Y cuando cayó la nieve se olvidaron de él el rey y sus
vasallos; a los pájaros se les abrigó,
y a él se le dejó al aire glacial que le mordía las carnes y le azotaba el rostro.
Y una noche en que caía de lo alto la lluvia blanca de
plumillas cristalizadas, en el palacio había festín, y la luz de las arañas
reía alegre sobre los mármoles, sobre el oro y sobre las túnicas de los mandarines de las viejas porcelanas.
Y se aplaudían hasta la locura los brindis del señor
profesor de retórica, cuajados de dáctilos,
de anapestos y de pirriquios, mientras en las copas cristalinas hervía el champaña con su burbujeo luminoso y fugaz. ¡Noche
de invierno, noche de fiesta! Y el infeliz, cubierto de nieve,
cerca del estanque, daba vueltas al manubrio para calentarse, tembloroso y aterido, insultado por el cierzo, bajo la
blancura implacable y helada, en la noche sombría, haciendo resonar entre los
árboles sin hojas la música loca de las galopas y cuadrillas; y se
quedó muerto, pensando en que nacería
el sol del día venidero, y con él el ideal..., y en que el arte no vestiría pantalones
sino manto de llamas o de oro... Hasta que al día siguiente lo hallaron el rey y sus cortesanos, al pobre diablo de
poeta, como gorrión que mata el hielo, con una sonrisa amarga en los labios, y todavía con las manos en el
manubrio.
¡Oh, mi amigo! El cielo está opaco, el aire frío, el día triste. Flotan
brumosas y grises melancolías...
Pero, ¡cuánto calienta el alma una frase, un apretón
de manos a tiempo! Hasta la vista.
EL SÁTIRO SORDO
Cuento griego
Habitaba cerca del Olimpo un sátiro, y era el viejo
rey de su selva. Los dioses le habían dicho: «Goza, el bosque es tuyo; sé un feliz bribón, persigue ninfas
y suena tu flauta». El sátiro se divertía.

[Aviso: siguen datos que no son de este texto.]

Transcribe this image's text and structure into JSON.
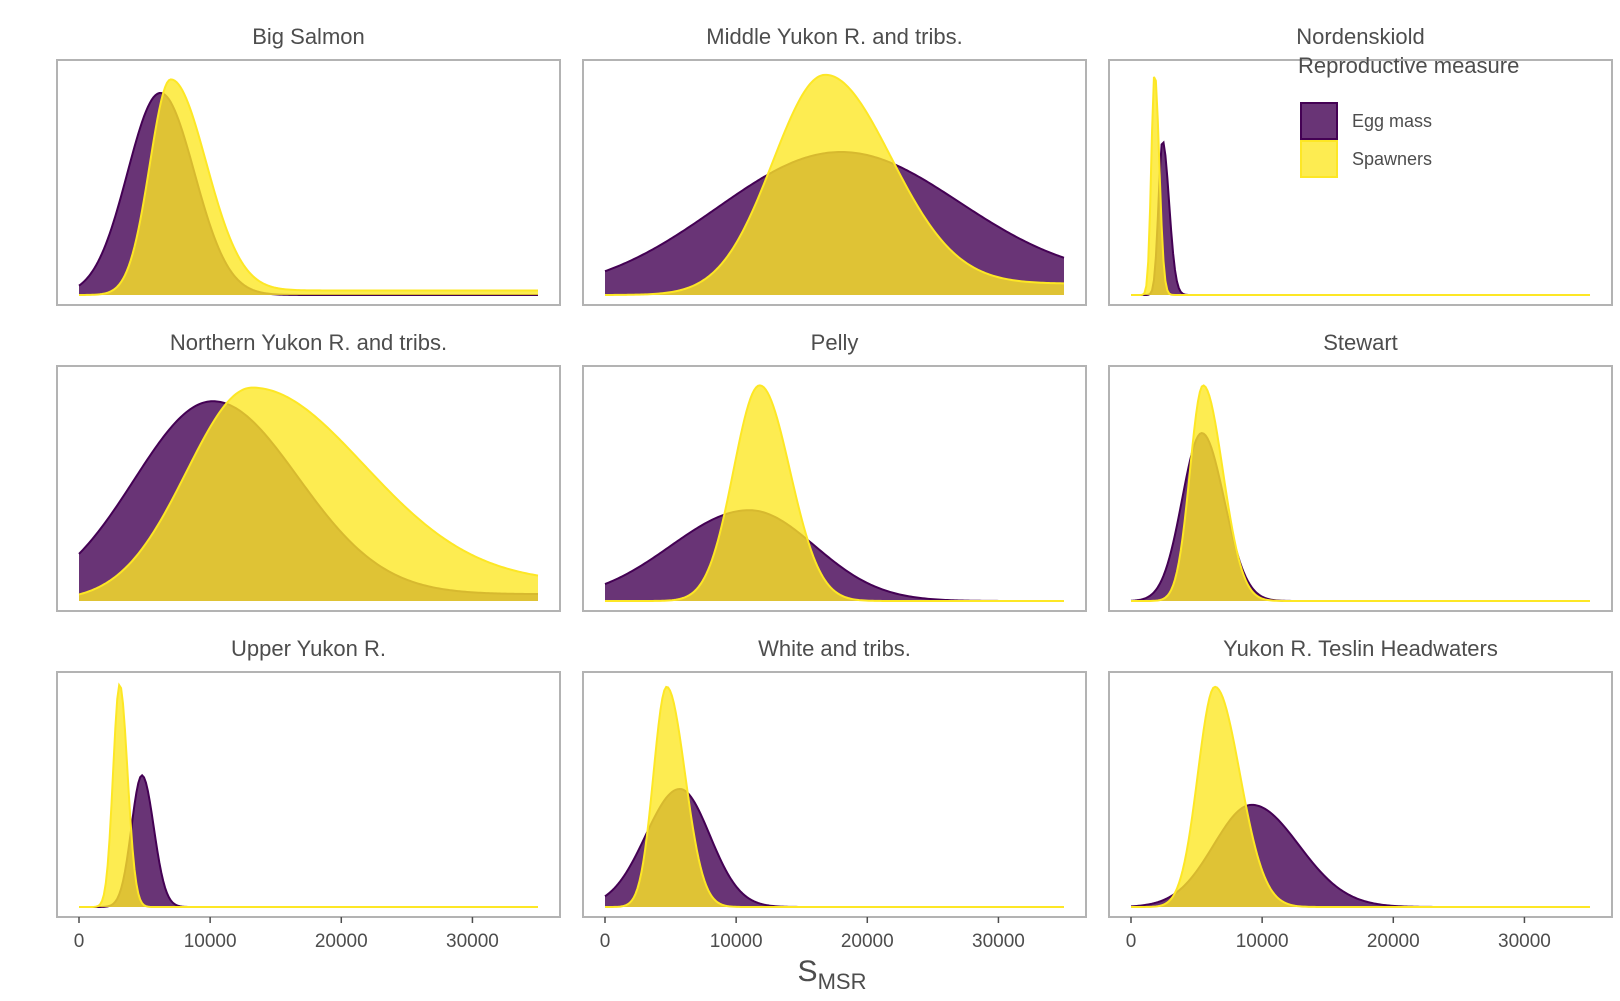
{
  "chart_data": {
    "type": "area",
    "xlabel": "S",
    "xlabel_subscript": "MSR",
    "xlim": [
      0,
      35000
    ],
    "x_ticks": [
      0,
      10000,
      20000,
      30000
    ],
    "x_tick_labels": [
      "0",
      "10000",
      "20000",
      "30000"
    ],
    "y_axis_shown": false,
    "grid": false,
    "legend": {
      "title": "Reproductive measure",
      "placement": "top-right",
      "entries": [
        {
          "name": "Egg mass",
          "color": "#440154"
        },
        {
          "name": "Spawners",
          "color": "#fde725"
        }
      ]
    },
    "fill_opacity": 0.8,
    "panels": [
      {
        "title": "Big Salmon",
        "series": [
          {
            "name": "Egg mass",
            "peak_x": 6200,
            "peak_density": 0.89,
            "sd_left": 2500,
            "sd_right": 2600,
            "tail_density_at_max": 0.0
          },
          {
            "name": "Spawners",
            "peak_x": 7000,
            "peak_density": 0.95,
            "sd_left": 1600,
            "sd_right": 2700,
            "tail_density_at_max": 0.02
          }
        ]
      },
      {
        "title": "Middle Yukon R. and tribs.",
        "series": [
          {
            "name": "Egg mass",
            "peak_x": 18000,
            "peak_density": 0.63,
            "sd_left": 9500,
            "sd_right": 9000,
            "tail_density_at_max": 0.07
          },
          {
            "name": "Spawners",
            "peak_x": 16800,
            "peak_density": 0.97,
            "sd_left": 4000,
            "sd_right": 5000,
            "tail_density_at_max": 0.05
          }
        ]
      },
      {
        "title": "Nordenskiold",
        "series": [
          {
            "name": "Egg mass",
            "peak_x": 2400,
            "peak_density": 0.68,
            "sd_left": 300,
            "sd_right": 500,
            "tail_density_at_max": 0.0
          },
          {
            "name": "Spawners",
            "peak_x": 1800,
            "peak_density": 0.98,
            "sd_left": 250,
            "sd_right": 350,
            "tail_density_at_max": 0.0
          }
        ]
      },
      {
        "title": "Northern Yukon R. and tribs.",
        "series": [
          {
            "name": "Egg mass",
            "peak_x": 10200,
            "peak_density": 0.88,
            "sd_left": 6000,
            "sd_right": 6500,
            "tail_density_at_max": 0.03
          },
          {
            "name": "Spawners",
            "peak_x": 13200,
            "peak_density": 0.94,
            "sd_left": 5000,
            "sd_right": 8500,
            "tail_density_at_max": 0.08
          }
        ]
      },
      {
        "title": "Pelly",
        "series": [
          {
            "name": "Egg mass",
            "peak_x": 11000,
            "peak_density": 0.4,
            "sd_left": 6000,
            "sd_right": 5000,
            "tail_density_at_max": 0.0
          },
          {
            "name": "Spawners",
            "peak_x": 11800,
            "peak_density": 0.95,
            "sd_left": 2000,
            "sd_right": 2300,
            "tail_density_at_max": 0.0
          }
        ]
      },
      {
        "title": "Stewart",
        "series": [
          {
            "name": "Egg mass",
            "peak_x": 5400,
            "peak_density": 0.74,
            "sd_left": 1500,
            "sd_right": 1700,
            "tail_density_at_max": 0.0
          },
          {
            "name": "Spawners",
            "peak_x": 5500,
            "peak_density": 0.95,
            "sd_left": 1000,
            "sd_right": 1500,
            "tail_density_at_max": 0.0
          }
        ]
      },
      {
        "title": "Upper Yukon R.",
        "series": [
          {
            "name": "Egg mass",
            "peak_x": 4800,
            "peak_density": 0.58,
            "sd_left": 800,
            "sd_right": 900,
            "tail_density_at_max": 0.0
          },
          {
            "name": "Spawners",
            "peak_x": 3100,
            "peak_density": 0.98,
            "sd_left": 500,
            "sd_right": 600,
            "tail_density_at_max": 0.0
          }
        ]
      },
      {
        "title": "White and tribs.",
        "series": [
          {
            "name": "Egg mass",
            "peak_x": 5700,
            "peak_density": 0.52,
            "sd_left": 2600,
            "sd_right": 2300,
            "tail_density_at_max": 0.0
          },
          {
            "name": "Spawners",
            "peak_x": 4700,
            "peak_density": 0.97,
            "sd_left": 1000,
            "sd_right": 1400,
            "tail_density_at_max": 0.0
          }
        ]
      },
      {
        "title": "Yukon R. Teslin Headwaters",
        "series": [
          {
            "name": "Egg mass",
            "peak_x": 9200,
            "peak_density": 0.45,
            "sd_left": 2900,
            "sd_right": 3600,
            "tail_density_at_max": 0.0
          },
          {
            "name": "Spawners",
            "peak_x": 6400,
            "peak_density": 0.97,
            "sd_left": 1300,
            "sd_right": 1900,
            "tail_density_at_max": 0.0
          }
        ]
      }
    ]
  }
}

Un día que el padre Apolo estaba tañendo la divina
lira, el sátiro salió de sus dominios y fue osado a subir el sacro monte y sorprender al dios trinado.
Este le castigó tornándole sordo como
una roca. En balde en las espesuras de la selva llena de pájaros se derramaban
los trinos y emergían los arrullos. El sátiro no oía nada. Filomela llegaba a cantarle, sobre su cabeza enmarañada y coronada de
pámpanos, canciones que hacían detenerse los arroyos y enrojecerse las rosas
pálidas. Él permanecía impasible, o lanzaba sus carcajadas salvajes y saltaba
lascivo y alegre cuando percibía por el
ramaje lleno de brechas alguna cadera blanca y rotunda que
acariciaba el sol con su luz rubia. Todos los animales le rodeaban como a un amo a quien se obedece.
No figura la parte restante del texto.